Rieccoci: alla “guerra di civiltà”, all’“Islam contro l’Occidente”, al “vogliono colpire i nostri valori cristiani”, “la Fallaci aveva ragione”, “Islam = terroristi”. Non mi dilungherò sui crimini del cristianesimo, sui valori edificanti delle periferie occidentali in cui i terroristi di Parigi sono nati e cresciuti, né sui drammatici risultati delle nostre “guerre giuste”, “umanitarie”, “per esportare la democrazia” (secondo l’Onu nel 2014 in Afghanistan c’è stato il record di vittime civili: 3.699 morti, di cui 714 bambini, e 6.849 feriti, il 22% in più rispetto al 2013). Bastano le parole illuminate di Papa Bergoglio: “Usare il nome di Dio per uccidere è una bestemmia”. Qualunque Dio. I terroristi (musulmani, cristiani, protestanti, ebrei, induisti, buddisti…) restano terroristi.

Alla violenza si risponde con la violenza.

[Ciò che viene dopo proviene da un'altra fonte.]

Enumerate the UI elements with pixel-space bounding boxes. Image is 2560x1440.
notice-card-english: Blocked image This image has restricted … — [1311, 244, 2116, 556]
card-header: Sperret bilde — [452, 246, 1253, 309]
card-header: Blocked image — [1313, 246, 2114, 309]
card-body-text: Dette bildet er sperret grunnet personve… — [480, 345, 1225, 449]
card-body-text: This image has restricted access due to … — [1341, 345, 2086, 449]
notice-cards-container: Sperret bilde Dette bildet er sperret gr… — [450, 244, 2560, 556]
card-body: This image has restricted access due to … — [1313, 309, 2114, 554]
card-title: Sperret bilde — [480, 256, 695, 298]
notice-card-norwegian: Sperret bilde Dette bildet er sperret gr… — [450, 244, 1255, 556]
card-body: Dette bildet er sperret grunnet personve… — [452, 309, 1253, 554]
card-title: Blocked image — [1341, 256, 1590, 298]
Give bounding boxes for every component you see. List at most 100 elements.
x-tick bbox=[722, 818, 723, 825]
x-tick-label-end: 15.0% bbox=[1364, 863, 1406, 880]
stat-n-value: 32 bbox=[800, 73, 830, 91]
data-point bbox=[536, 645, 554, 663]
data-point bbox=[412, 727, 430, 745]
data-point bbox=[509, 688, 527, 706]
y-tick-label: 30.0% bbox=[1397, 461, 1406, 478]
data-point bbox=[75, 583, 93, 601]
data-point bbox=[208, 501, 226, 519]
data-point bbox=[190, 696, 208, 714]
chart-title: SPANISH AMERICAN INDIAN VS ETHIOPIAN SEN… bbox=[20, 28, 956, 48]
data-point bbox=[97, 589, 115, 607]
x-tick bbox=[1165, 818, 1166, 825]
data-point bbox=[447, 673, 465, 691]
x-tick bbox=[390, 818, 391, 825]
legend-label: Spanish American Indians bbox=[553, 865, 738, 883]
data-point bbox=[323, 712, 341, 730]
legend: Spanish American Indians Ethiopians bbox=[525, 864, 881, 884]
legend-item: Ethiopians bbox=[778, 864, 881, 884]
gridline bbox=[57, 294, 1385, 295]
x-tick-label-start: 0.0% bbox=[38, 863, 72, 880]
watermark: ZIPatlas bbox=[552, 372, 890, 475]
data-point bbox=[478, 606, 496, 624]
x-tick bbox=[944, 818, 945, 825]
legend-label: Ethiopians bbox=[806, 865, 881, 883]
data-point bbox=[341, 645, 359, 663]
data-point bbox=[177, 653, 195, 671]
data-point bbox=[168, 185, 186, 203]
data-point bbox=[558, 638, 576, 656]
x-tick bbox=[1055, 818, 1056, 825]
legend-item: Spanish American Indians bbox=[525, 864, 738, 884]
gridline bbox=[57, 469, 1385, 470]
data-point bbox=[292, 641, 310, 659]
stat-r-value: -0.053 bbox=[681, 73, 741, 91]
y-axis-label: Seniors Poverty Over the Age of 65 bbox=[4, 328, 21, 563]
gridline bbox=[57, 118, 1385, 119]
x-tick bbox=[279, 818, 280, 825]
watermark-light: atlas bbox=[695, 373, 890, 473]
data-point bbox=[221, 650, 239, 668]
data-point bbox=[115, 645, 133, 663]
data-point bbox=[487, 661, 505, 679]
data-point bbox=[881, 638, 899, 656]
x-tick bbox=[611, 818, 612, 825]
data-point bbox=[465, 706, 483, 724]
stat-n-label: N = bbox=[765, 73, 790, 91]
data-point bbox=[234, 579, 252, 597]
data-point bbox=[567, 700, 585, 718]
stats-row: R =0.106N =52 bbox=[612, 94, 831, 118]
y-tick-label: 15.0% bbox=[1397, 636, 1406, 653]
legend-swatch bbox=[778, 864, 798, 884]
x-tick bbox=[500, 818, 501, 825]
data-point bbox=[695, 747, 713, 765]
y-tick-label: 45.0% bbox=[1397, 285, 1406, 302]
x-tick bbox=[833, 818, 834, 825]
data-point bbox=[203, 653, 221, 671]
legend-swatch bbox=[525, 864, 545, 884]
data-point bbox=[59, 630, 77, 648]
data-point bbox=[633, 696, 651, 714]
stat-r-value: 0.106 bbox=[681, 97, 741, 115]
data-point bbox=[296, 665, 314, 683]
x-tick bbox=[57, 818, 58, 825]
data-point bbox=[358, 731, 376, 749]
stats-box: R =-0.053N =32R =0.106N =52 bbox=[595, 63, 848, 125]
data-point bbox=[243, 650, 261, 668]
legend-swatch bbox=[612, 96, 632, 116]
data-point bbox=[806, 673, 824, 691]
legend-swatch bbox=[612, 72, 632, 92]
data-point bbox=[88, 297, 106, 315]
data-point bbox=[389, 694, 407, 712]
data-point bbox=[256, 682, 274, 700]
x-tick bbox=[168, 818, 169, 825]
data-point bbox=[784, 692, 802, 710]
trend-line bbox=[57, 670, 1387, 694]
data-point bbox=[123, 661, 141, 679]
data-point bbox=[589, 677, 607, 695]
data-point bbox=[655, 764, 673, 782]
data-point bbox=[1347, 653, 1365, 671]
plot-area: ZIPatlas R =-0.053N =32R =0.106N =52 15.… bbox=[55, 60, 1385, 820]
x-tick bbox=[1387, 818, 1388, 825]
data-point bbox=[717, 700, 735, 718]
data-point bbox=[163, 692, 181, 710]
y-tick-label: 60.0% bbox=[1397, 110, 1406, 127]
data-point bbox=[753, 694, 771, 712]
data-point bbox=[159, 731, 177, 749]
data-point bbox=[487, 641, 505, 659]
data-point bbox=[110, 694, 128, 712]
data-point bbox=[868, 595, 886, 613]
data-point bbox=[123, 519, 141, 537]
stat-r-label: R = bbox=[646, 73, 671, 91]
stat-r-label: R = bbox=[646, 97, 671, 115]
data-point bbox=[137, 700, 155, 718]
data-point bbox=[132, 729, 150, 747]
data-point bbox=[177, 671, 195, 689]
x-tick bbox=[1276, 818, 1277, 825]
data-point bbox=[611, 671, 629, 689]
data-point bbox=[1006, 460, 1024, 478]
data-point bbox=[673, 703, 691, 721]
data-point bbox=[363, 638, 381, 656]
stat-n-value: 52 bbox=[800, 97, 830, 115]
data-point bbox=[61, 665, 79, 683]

Rieccoci anche alla legge del taglione: alla strage di Parigi si risponde con le bombe in Siria, con l’“armiamoci”, “la guerra si risolve con la forza”. La stessa – devastante e inutile – reazione alle Torri Gemelle.

Non nel mio nome.

Se volete farci entrare in una guerra di cui non si conoscono i confini, destabilizzante all’interno e all’esterno, che ci esporrà a nuovi attentati e farà altri morti (da noi e in Medio Oriente), fatelo – come l’avete sempre fatto – ma non nel mio nome. Se volete camuffare, con la retorica del dolore e della giustizia, l’ipocrisia con cui vendiamo armi a chi ora ci attacca, con cui baciamo le pantofole a punta dei principi sauditi che finanziano l’Isis, con cui stringiamo la mano a chi fa strage di curdi ed è complice del califfato, con cui laviamo il nostro sangue con altro sangue, fatelo ma non nel mio nome.

#iohopaura

Dopo Parigi, rivendico il diritto a non tornare a ballare, bere, mangiare, festeggiare, ridere come se nulla fosse successo. Dopo Parigi, la vita non va avanti come prima, perché prima c’erano delle vite che ora non ci sono più. Dopo Parigi, rivendico il diritto a stare in silenzio e ad avere paura: per la mia famiglia, per tutte le famiglie che in Occidente potrebbero subire nuovi attacchi e per tutte le famiglie siriane o irachene sotto i bombardamenti. Dopo Parigi, rivendico il diritto a dire no al Giubileo, in una città commissariata che non può garantire sicurezza e con un Vaticano squassato dagli scandali. Dopo Parigi, le uniche parole che mi sembrano degne di ascolto arrivano da una tomba. Sono quelle di “Vik” Arrigoni, ucciso a Gaza nel 2011: “Restiamo umani”.